# Probabilistic testing – rinse and repeat

This post is part of the SATF work.

One particular testing issue requires some special measures, but could also be addressed within the approach proposed in the “Solution” section. The issue is testing of the nondeterministic aspects of robotics systems, which are inherent and abundant within the field. If the outcome of a given test is nondeterministic i.e., every single run of the test, the initial configuration being the same, could end up with either a failure or a success, then neither of them would imply the definitive answer to the real question behind the test – an attempt to assess some nondeterministic process. There are two distinctive flavours of this problem.

The first is testing of the nondeterministic algorithms. These algorithms not only produce different results for different runs with the same initial state, but they could even fail occasionally. Let’s take the Monte Carlo localization algorithm in the global localization mode as an example. In the pure MC localization (without special measures intended to mitigate the very described effect) at the beginning of the algorithm, the entire map is randomly and uniformly populated with a fixed number of position samples. The fittest of which will survive during the next measurement-update steps to represent the most likely robot position hypotheses. There exists a non null probability that no samples in the vicinity of the real robot position are generated at the initial step. Thus failing the whole localization algorithm. But a single fail like this does not vindicate an error in the algorithm’s implementation. In that case, the test success criterion can be stated as a condition on the probability of successful localization (where random is the algorithm).

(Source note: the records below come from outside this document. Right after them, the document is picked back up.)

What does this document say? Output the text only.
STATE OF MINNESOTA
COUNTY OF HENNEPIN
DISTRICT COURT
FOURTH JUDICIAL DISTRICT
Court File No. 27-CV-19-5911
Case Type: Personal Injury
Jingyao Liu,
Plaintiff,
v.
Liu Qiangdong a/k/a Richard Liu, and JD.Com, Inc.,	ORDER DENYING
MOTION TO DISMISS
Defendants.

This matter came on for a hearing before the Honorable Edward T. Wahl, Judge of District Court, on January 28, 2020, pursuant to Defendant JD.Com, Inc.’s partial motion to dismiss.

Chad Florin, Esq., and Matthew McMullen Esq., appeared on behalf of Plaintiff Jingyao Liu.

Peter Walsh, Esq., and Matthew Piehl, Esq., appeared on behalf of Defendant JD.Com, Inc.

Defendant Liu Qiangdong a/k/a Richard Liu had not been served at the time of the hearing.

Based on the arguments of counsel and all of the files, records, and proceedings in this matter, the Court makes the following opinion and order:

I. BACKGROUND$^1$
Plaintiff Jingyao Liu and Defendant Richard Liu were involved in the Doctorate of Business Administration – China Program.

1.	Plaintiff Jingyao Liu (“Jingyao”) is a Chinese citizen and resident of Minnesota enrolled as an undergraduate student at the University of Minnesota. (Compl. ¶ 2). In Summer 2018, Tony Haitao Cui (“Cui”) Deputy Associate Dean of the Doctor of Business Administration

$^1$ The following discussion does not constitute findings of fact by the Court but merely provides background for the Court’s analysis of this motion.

In the second case, nondeterministic is the environment, not the algorithm. And the test criterion could also be stated as a condition on the success probability (where random is the environment). For example, let’s consider a vehicle driving across a passable cross country terrain, and the goal is to test its stability. The vehicle can happen to topple on any concrete terrain. And we can impose a boundary on the maximum value of the toppling probability as a requirement. Meaning that for every terrain of a given type, the probability of vehicle toppling should be no more than some required threshold. Here, random is the cross country terrain. Vehicle upon cross country terrain

In both cases, the test success criterion is not the result of a single test run but the probability of its success. The only way to lay hands on that value is to approximate it as a frequency of successes over a series of test runs. Applying the central limit theorem (provided test runs are independent), varying a number of runs and taking into account the criterion probability value, a reasonably stable test behavior could be achieved. The principal difference between the two problem flavours above is the locus of uncertainty: inside or outside of the robot’s software. In former case, randomness is embedded into the software under test, so the testing framework has nothing to do but rerun the same test multiple times. The latter case demands randomness on the part of environment, thus there should be a way to introduce artificial probabilistic noise into the simulation on each test run. In the example above, it could be made either via random terrain regeneration, or just via placing the vehicle in a random location with a random bearing on the same terrain.

Essentially, the approach to testing of nondeterministic issues reduces to multiple rerunning of the tests in order to assess not only single test run’s result, but its success rate. Now that I have finished the section, I am not absolutely certain if I have succeeded in conveying its message. That’s why “One particular testing issue requires some special measures…”